My mom grew up in Haysi, which is forty-five minutes from our house, and my dad grew up with my Nana and Poppy, where we grew up. My mom stays at the house and cooks and cleans with us. Fried chicken, buttermilk biscuits; my mom is the best cook! She learned it from her mom, who learned it from her mom. My dad surveys.
[My saddest time was] when my dad’s brother committed suicide. This was 2013, so I was ten, I think. Oh, it was horrible. Nobody knew what to do. It took a lot of coping, a lot of us had to start going to therapy. Nobody expected this.. Oh, there were so many people at the funeral, like it was an unbelievable amount. At the funeral home, there were people in the seats, which is quite a lot of seats, and there were people lined up around there, and around this way, and there were people waiting outside, because they couldn’t fit them into the room. And on the way to the burial, oh gosh, there were so many cars. We had to have like three cops.
My happiest time was when I started learning music. When I was little I loved art, and I was like, ‘You know, I think that music’s a type of art.’ When I got a little older, I was like, ‘I want to do, since I can’t really do art that much, I want to do this type of art,’ and I started playing music, and it’s become something that I’m really good at.

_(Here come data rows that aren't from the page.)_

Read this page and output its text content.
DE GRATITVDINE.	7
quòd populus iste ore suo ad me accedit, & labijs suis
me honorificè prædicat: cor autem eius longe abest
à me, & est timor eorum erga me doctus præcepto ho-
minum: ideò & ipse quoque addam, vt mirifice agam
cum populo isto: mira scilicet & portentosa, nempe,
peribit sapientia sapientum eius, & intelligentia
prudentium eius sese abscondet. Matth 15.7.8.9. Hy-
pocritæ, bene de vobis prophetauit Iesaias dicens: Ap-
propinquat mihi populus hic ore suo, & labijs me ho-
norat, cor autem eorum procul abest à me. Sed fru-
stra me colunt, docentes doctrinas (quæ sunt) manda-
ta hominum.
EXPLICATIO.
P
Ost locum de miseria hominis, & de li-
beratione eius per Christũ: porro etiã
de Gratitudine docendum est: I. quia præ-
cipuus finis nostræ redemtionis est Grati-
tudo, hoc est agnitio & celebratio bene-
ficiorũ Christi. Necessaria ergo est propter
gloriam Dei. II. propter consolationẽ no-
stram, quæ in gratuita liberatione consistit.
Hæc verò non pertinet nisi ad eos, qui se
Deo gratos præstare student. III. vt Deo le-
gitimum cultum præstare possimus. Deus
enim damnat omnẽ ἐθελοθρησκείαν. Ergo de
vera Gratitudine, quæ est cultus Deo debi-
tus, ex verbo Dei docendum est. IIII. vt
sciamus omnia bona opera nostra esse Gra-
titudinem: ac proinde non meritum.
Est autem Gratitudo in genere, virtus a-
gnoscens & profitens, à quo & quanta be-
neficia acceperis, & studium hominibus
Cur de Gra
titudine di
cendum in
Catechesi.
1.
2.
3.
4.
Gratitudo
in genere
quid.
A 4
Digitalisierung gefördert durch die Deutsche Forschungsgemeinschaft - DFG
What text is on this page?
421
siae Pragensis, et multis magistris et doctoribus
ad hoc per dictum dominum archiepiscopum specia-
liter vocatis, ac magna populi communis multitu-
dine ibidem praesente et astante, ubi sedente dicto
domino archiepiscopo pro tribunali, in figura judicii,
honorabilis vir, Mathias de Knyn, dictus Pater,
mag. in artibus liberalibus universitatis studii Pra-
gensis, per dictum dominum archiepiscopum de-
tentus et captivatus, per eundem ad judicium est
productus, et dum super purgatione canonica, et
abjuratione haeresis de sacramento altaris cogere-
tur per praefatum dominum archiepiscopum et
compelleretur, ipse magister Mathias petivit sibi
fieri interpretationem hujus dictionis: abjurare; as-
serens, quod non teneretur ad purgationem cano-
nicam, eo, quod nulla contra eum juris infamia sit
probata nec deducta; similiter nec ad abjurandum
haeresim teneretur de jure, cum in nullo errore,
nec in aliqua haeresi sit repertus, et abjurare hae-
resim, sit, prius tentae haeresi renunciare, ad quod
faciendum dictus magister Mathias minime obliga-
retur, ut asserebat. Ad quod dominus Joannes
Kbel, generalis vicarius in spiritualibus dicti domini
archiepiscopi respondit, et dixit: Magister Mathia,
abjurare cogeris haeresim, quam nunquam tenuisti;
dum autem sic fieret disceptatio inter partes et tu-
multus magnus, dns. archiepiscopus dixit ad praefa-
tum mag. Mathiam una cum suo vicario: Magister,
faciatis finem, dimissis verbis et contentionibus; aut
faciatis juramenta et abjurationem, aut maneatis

We’re called the ‘Country Cabin Band.’ They pick the most advanced people out of the JAMS Program and they put us here. The JAMS Program is a program for kids who want to learn music, but can’t really afford their own instruments, and the kids that want to learn about their music from this area. We play the music from around here. ‘Mississippi Sawyer’ is fun. That one’s hard though. It’s a good banjo song to play. You have to go all the way up and down the neck of the banjo, and it’s really fast. It’s hard to play a banjo slow.
I want to play music. I’m writing my own music currently. To cope with things in my life, I write. Then I put the writing together and write songs. None of them are finished. There’s one of them I’m going to title ‘Nearly Numb,’ I think. I might change that. (Laughs) It’s about this chick at my school that made me really mad. Oh, gosh. She was my best friend, but then she started telling them things that I didn’t want them to know about me, and so I got mad at her, and I’m writing a song about her.

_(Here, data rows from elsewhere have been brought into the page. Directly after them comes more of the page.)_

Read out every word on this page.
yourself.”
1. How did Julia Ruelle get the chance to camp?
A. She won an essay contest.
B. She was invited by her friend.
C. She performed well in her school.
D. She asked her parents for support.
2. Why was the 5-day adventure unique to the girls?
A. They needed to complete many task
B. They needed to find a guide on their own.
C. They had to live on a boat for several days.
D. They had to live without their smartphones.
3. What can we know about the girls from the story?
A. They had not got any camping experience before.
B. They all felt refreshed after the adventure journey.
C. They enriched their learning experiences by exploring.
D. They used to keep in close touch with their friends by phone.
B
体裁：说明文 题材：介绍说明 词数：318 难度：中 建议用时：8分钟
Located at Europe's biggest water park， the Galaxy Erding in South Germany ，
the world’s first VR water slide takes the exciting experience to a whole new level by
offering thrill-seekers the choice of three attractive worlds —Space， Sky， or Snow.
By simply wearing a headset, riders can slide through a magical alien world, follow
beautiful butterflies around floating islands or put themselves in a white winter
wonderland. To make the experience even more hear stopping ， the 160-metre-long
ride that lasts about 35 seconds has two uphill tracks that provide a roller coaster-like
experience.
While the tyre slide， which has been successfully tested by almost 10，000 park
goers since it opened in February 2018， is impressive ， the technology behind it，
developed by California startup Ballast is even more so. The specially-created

I want to travel the world, but home is where all my family and all the people that I love are. The people that I’ve met here, I won’t ever forget, and I’ll always come back to see if they’re still here, and if they are I’m going to stay here for a while, to stay with them.
I don’t really take the word Hillbilly as a compliment, because of how people use it. It just kind of makes me mad the way people use the terms that we use here. [People think hillbillies are] always intoxicated, with a very roguish accent.

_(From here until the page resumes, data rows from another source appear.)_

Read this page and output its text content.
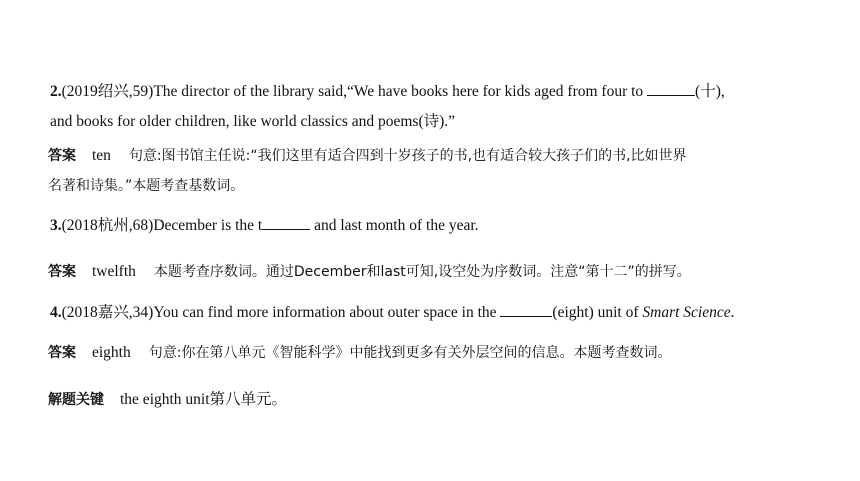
2.(2019绍兴,59)The director of the library said,“We have books here for kids aged from four to	(十),
and books for older children, like world classics and poems(诗).”
答案 ten 句意:图书馆主任说:“我们这里有适合四到十岁孩子的书,也有适合较大孩子们的书,比如世界
名著和诗集。”本题考查基数词。
3.(2018杭州,68)December is the t	and last month of the year.
答案 twelfth 本题考查序数词。通过December和last可知,设空处为序数词。注意“第十二”的拼写。
4.(2018嘉兴,34)You can find more information about outer space in the	(eight) unit of Smart Science.
答案 eighth 句意:你在第八单元《智能科学》中能找到更多有关外层空间的信息。本题考查数词。
解题关键 the eighth unit第八单元。
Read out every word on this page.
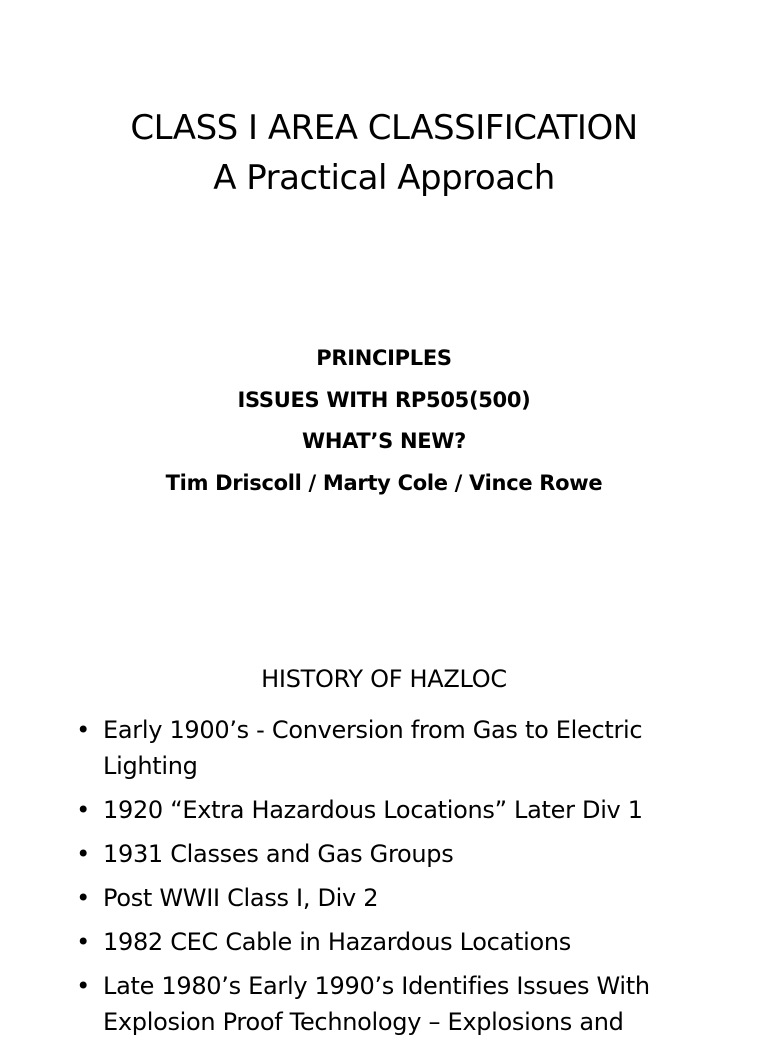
CLASS I AREA CLASSIFICATION
A Practical Approach
PRINCIPLES
ISSUES WITH RP505(500)
WHAT’S NEW?
Tim Driscoll / Marty Cole / Vince Rowe
HISTORY OF HAZLOC
• Early 1900’s - Conversion from Gas to Electric Lighting
• 1920 “Extra Hazardous Locations” Later Div 1
• 1931 Classes and Gas Groups
• Post WWII Class I, Div 2
• 1982 CEC Cable in Hazardous Locations
• Late 1980’s Early 1990’s Identifies Issues With Explosion Proof Technology – Explosions and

It makes me so mad when people make fun of Appalachia. They see us as stupid, and that we’re all, like I said earlier, that we’re all intoxicated, and that we’re always drinking! Some people may be like that, but you can’t just assume that everybody’s like that. They need to understand that there’s more to this type of place. We’re good people! We’re not mean to people. We understand situations, and we’ve had it hard here.
I think it’s just generally great. I love it. It’s just a happy place. I like being here. (Pauses and listens to band starting up in the background) They’re playing one of my favorite songs right now! It makes me happy.”